Fog is oddly comforting. It obscures much of the world, allowing you to see only what’s close by, affording a rare chance to concentrate on your immediate surroundings amid the endless clutter and activity of modernity. Yet it is not fully isolating – far away sounds carry through it, reminding you there is a world beyond your view, but it’s not quite as demanding of your attention. It’s nature’s Prozac.
I’ve always enjoyed hiking in the fog (probably because most everyone else stays home), and fog provides a really useful photographic opportunity for those so inclined. The same virtue of allowing greater focus on a particular subject without being distracted by background clutter is every bit as useful for photos as for life in general.
For something like this, pretty much anything in the background is going to weaken the impact of the image. The inherent grain of the film is often going to disrupt the uniformity of the fog, which is not to everyone’s taste. There’s also slight vignetting in this shot (caused by stacking filters); again, some won’t care for this, but I’m happy with the overall effect and the way it highlights the ship in particular. This was shot with a Sigma 100-300 on my Pentax SFX.
Not all fog is created equal. Some closes the world down to a tiny gray sphere, some lets you see off into the near distance a bit. Think of it as different dosages.
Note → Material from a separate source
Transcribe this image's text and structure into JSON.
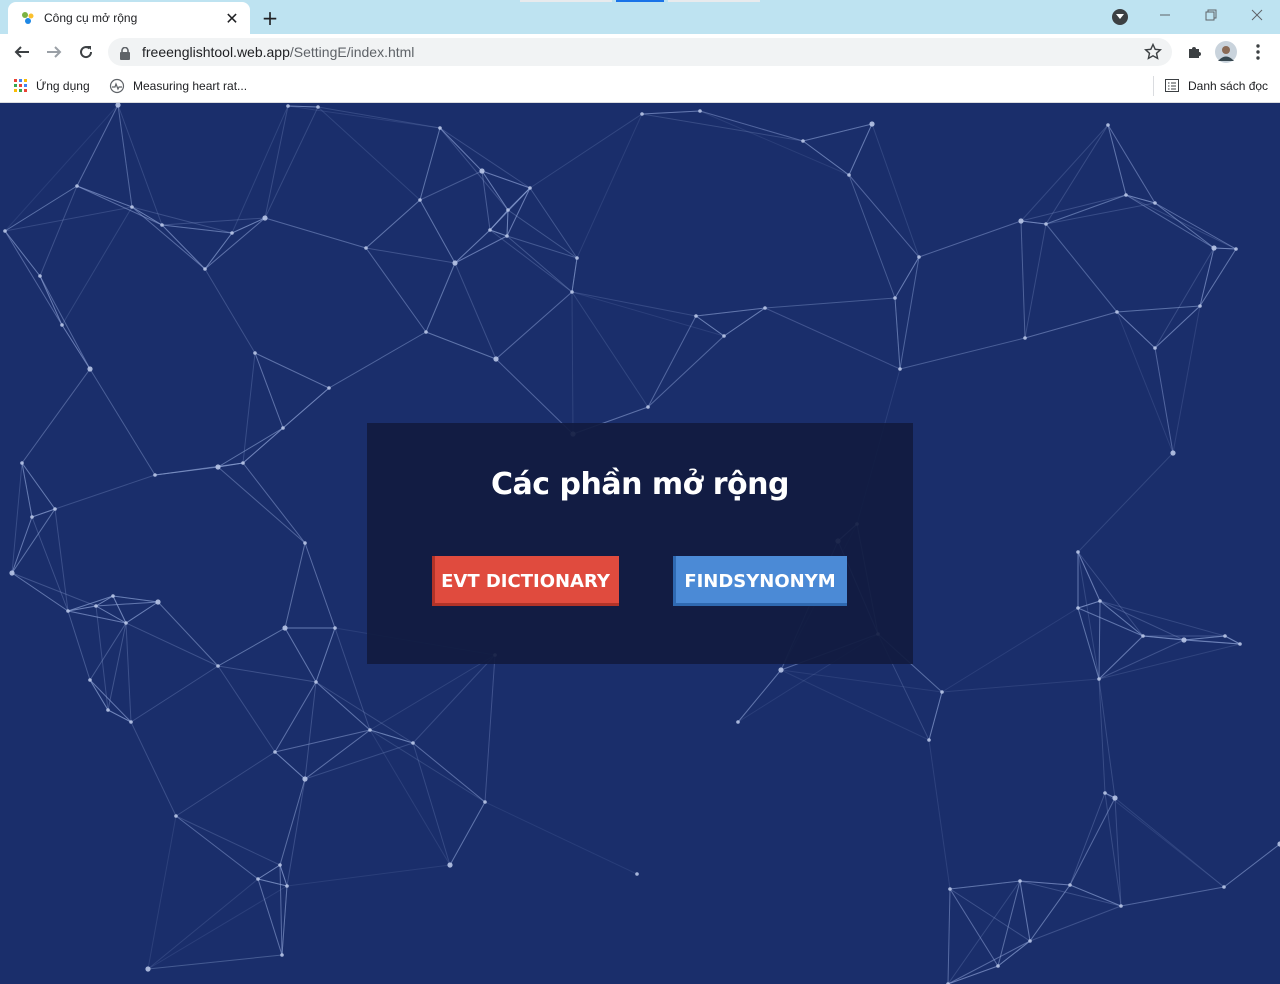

Sometimes what you can tantalizingly just make out is more interesting than the clearer elements of the scene, drawing your eye deeper into the frame. This was taken with my Rollei 35.
When shot with digital rather than film, fog becomes a much smoother, more uniform thing. The images take on a very different feel – a bit cleaner, a bit sharper, still atmospheric, but as usual with digital slightly less engaging. Fog does help digital in this regard, I think; one of the problems of digital photography is that it looks too close to perfect – fog softens and blurs, taking off a bit of that hard edge of perfection. Shot with my Canon T3 and 75-300mm lens.
Sometimes simple is best. With most of the world hidden in the fog, it’s a lot easier to find opportunities to catch an isolated scene. This was originally taken in color, but desaturated to black & white the image is simpler and more striking. Canon T3, 18-55mm kit lens.
Fog is a photographer’s little helper. Thanks, Prozac.